I didn't believe in gouging any customers on price when beef became scarce. Because of this, our customers regarded the K-10 brand with goodwill. They came to me first when there were gluts.

I wasn't entirely happy in the cattle business. One day blended into the next. I wanted to have more to look back on in my life than stories of raising cattle and driving them to market. I had more of those stories than anyone ever wanted to hear, and more than I cared to think about.

"If you think we can do good for your world with the brrkup, I want to help you in whatever way I can, Buck," Graax said when I asked him if he'd move to Contention City with me.

"We can make only six brrkups per day, though. There are limits to the equipment."

"That'll be fine," I said. Maybe make the world better six people at a time. "And we can make them ahead of time, right?"

"Yes, although they won't work after a week or two," Graax said.

I needed him. There was a lot I didn't know about the brrkup that I had to if I was going to use it when I became sheriff. I only knew enough to put them in and make more. 

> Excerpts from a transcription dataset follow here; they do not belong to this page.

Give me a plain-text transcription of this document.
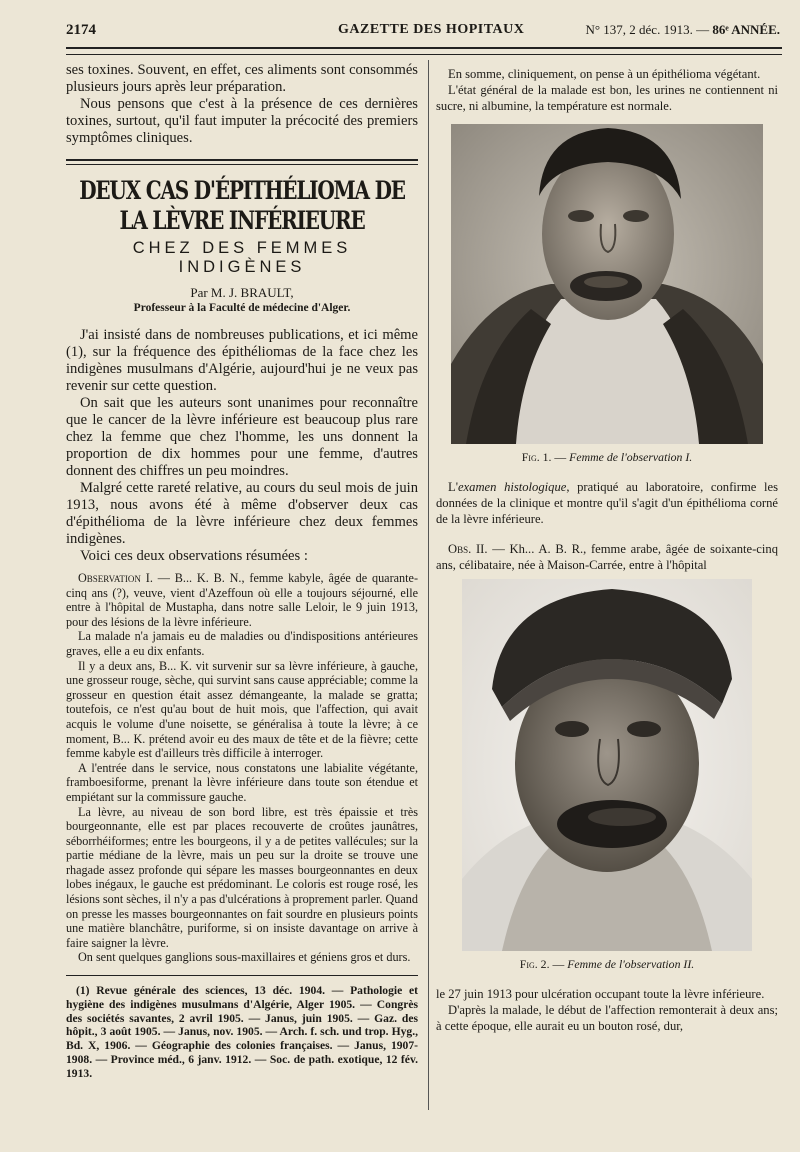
2174	GAZETTE DES HOPITAUX	N° 137, 2 déc. 1913. — 86ᵉ ANNÉE.

ses toxines. Souvent, en effet, ces aliments sont consommés plusieurs jours après leur préparation.

Nous pensons que c'est à la présence de ces dernières toxines, surtout, qu'il faut imputer la précocité des premiers symptômes cliniques.

DEUX CAS D'ÉPITHÉLIOMA DE LA LÈVRE INFÉRIEURE
CHEZ DES FEMMES INDIGÈNES
Par M. J. BRAULT,
Professeur à la Faculté de médecine d'Alger.

J'ai insisté dans de nombreuses publications, et ici même (1), sur la fréquence des épithéliomas de la face chez les indigènes musulmans d'Algérie, aujourd'hui je ne veux pas revenir sur cette question.

On sait que les auteurs sont unanimes pour reconnaître que le cancer de la lèvre inférieure est beaucoup plus rare chez la femme que chez l'homme, les uns donnent la proportion de dix hommes pour une femme, d'autres donnent des chiffres un peu moindres.

Malgré cette rareté relative, au cours du seul mois de juin 1913, nous avons été à même d'observer deux cas d'épithélioma de la lèvre inférieure chez deux femmes indigènes.

Voici ces deux observations résumées :

Observation I. — B... K. B. N., femme kabyle, âgée de quarante-cinq ans (?), veuve, vient d'Azeffoun où elle a toujours séjourné, elle entre à l'hôpital de Mustapha, dans notre salle Leloir, le 9 juin 1913, pour des lésions de la lèvre inférieure.

La malade n'a jamais eu de maladies ou d'indispositions antérieures graves, elle a eu dix enfants.

Il y a deux ans, B... K. vit survenir sur sa lèvre inférieure, à gauche, une grosseur rouge, sèche, qui survint sans cause appréciable; comme la grosseur en question était assez démangeante, la malade se gratta; toutefois, ce n'est qu'au bout de huit mois, que l'affection, qui avait acquis le volume d'une noisette, se généralisa à toute la lèvre; à ce moment, B... K. prétend avoir eu des maux de tête et de la fièvre; cette femme kabyle est d'ailleurs très difficile à interroger.

A l'entrée dans le service, nous constatons une labialite végétante, framboesiforme, prenant la lèvre inférieure dans toute son étendue et empiétant sur la commissure gauche.

La lèvre, au niveau de son bord libre, est très épaissie et très bourgeonnante, elle est par places recouverte de croûtes jaunâtres, séborrhéiformes; entre les bourgeons, il y a de petites vallécules; sur la partie médiane de la lèvre, mais un peu sur la droite se trouve une rhagade assez profonde qui sépare les masses bourgeonnantes en deux lobes inégaux, le gauche est prédominant. Le coloris est rouge rosé, les lésions sont sèches, il n'y a pas d'ulcérations à proprement parler. Quand on presse les masses bourgeonnantes on fait sourdre en plusieurs points une matière blanchâtre, puriforme, si on insiste davantage on arrive à faire saigner la lèvre.

On sent quelques ganglions sous-maxillaires et géniens gros et durs.

(1) Revue générale des sciences, 13 déc. 1904. — Pathologie et hygiène des indigènes musulmans d'Algérie, Alger 1905. — Congrès des sociétés savantes, 2 avril 1905. — Janus, juin 1905. — Gaz. des hôpit., 3 août 1905. — Janus, nov. 1905. — Arch. f. sch. und trop. Hyg., Bd. X, 1906. — Géographie des colonies françaises. — Janus, 1907-1908. — Province méd., 6 janv. 1912. — Soc. de path. exotique, 12 fév. 1913.

En somme, cliniquement, on pense à un épithélioma végétant.

L'état général de la malade est bon, les urines ne contiennent ni sucre, ni albumine, la température est normale.

Fig. 1. — Femme de l'observation I.

L'examen histologique, pratiqué au laboratoire, confirme les données de la clinique et montre qu'il s'agit d'un épithélioma corné de la lèvre inférieure.

Obs. II. — Kh... A. B. R., femme arabe, âgée de soixante-cinq ans, célibataire, née à Maison-Carrée, entre à l'hôpital

Fig. 2. — Femme de l'observation II.

le 27 juin 1913 pour ulcération occupant toute la lèvre inférieure.

D'après la malade, le début de l'affection remonterait à deux ans; à cette époque, elle aurait eu un bouton rosé, dur,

"Then I'm going to go do it if they'll have me," I said. "It'll be good for us. I need to get out of ranching, and you need to make a report to your bosses on Squaattoos. This job will be good for that. You're going to meet the good people and the bad and every shade of people in between!"

"That's good Buck!" Graax said. "I'm glad to be of help."

I suggested he go to Tucson to see the University of

Arizona. It was the best we had out here. "With the rate you learn, you'll likely learn every fact in the place in a month, if not sooner. Then you can come back and see if we're going to be the sheriffs of Contention City."

I got together everything I needed for a week in Contention. Edith packed up two bundles of hardtack for Graax and me for when our money ran out, and eating in the restaurant got too expensive.